“For me, poetry is always a search for order”
Elizabeth Jennings
I chanced upon a book of poems by Elizabeth Jennings on a dusty bookshelf of the British Library on a quiet Saturday afternoon. A few pages later, I was immediately struck by both the form and tone of her verse, that explored and laid bare the fragility of the human condition in graceful and elegant words. As a reader, I lean towards poems that rhyme, or suggest a sense of rhyme through their lines. I like how images and ideas bloom from within regular beats of sound. I admire modern poets who can make the lines of their poems conform to conventional structures on the page. Jennings became a favourite poet, both on account of the often formal structure of her verse, as well as the themes of spirituality, solitude, nature, the dimensions of time and pen portraits of still life that she captures in them.

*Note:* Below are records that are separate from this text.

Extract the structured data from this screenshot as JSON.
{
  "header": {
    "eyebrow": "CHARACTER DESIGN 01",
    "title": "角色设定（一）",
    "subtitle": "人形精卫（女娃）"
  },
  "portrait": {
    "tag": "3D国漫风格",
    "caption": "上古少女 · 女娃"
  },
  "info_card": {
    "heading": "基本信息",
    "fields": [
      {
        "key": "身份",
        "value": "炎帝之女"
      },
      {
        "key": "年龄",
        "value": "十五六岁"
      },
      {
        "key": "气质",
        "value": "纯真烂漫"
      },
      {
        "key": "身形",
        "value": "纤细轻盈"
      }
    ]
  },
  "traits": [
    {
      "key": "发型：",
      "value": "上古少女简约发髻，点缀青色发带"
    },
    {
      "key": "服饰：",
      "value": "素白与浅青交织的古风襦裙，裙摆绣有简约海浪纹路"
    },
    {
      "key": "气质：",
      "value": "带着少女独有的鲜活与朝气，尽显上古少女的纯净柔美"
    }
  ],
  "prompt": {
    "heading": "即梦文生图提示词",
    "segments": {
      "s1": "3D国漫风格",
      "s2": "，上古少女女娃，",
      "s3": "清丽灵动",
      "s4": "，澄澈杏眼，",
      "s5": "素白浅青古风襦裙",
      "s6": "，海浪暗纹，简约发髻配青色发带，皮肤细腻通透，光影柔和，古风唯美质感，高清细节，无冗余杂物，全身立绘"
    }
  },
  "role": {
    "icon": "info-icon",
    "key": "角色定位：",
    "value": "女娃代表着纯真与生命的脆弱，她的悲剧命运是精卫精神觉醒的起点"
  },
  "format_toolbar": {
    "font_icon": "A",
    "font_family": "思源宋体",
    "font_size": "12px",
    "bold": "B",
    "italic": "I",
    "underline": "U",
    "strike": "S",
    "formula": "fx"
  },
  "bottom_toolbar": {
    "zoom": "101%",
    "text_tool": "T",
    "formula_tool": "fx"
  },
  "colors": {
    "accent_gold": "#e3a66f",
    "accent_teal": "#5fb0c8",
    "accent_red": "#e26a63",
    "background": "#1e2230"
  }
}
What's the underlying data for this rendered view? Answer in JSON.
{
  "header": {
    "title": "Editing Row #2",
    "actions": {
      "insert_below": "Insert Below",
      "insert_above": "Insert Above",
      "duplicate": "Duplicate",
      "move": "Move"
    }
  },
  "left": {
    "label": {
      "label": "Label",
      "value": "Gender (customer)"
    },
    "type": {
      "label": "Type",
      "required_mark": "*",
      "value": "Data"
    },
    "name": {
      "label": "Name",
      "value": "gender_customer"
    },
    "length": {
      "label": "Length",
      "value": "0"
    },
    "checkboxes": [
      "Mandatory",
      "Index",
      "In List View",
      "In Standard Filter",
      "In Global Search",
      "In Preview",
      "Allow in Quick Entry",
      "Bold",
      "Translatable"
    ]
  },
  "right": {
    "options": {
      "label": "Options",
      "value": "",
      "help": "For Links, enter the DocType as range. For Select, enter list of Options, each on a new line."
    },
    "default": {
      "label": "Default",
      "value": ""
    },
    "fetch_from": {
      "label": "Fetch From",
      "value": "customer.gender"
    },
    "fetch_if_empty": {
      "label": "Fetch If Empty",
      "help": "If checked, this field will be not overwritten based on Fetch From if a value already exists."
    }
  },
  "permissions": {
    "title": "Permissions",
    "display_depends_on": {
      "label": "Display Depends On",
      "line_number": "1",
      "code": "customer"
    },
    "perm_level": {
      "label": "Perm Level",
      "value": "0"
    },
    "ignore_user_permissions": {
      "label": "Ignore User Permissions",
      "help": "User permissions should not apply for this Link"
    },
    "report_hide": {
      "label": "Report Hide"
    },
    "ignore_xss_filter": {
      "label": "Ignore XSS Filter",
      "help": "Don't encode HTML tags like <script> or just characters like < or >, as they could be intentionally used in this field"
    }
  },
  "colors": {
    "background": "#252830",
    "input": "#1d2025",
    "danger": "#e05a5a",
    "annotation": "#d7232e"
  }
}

I was delighted to find that her poem ‘Delay‘ echoed the same core of thought around which Rupert Brooke wrote his South Seas poem ‘Fafia‘,
“Love that loves now may not reach me until
Its first desire is spent. The star’s impulse
Must wait for eyes to claim it beautiful
And love arrived may find us somewhere else.”
Elizabeth Jennings (From Delay)
Reading Jennings is like meditation of a kind. Her poems evoke a sense of stillness. In ‘Fountain‘, she writes,
“the fountain, too fast for shadows,
Too wild for the lights which illuminate it to hold,
Even a moment, an ounce of water back;
Stare at such prodigality and consider
It is the elegance here, it is the taming,
The keeping fast in a thousand flowering sprays,
That builds this energy up but lets the watchers
See in that stress an image of utter calm,
A stillness there.” She is reported to have said that “Art, for me, is that strength, that summoning fountain.“
Her poems on relationships reveal unspoken passions that surge forward between tranquil sounding lines. She writes about the absence of a person, presumably a significant other as,
“It was because the place was just the same
That made your absence seem a savage force,
For under all the gentleness there came
An earthquake tremor: Fountain, birds and grass
Were shaken by my thinking of your name.” (Absence)
And sometimes, the genteel poet’s voice gives way to a human longing for closer relationships, as in ‘Friend‘ where she writes that she wants a special friend,
“Who’s always on my side,
Who never cares what others say,
Who lets me come and hide
Within his shadow, in his house —
It doesn’t matter where —
Who lets me simply be myself,
Who’s always, always there.” (Friend)
“You cannot fake anything if you are trying to write serious poetry” said Elizabeth Jennings. She was a serious poet, who wrote in a genuine voice that speaks gently and courteously to the reader.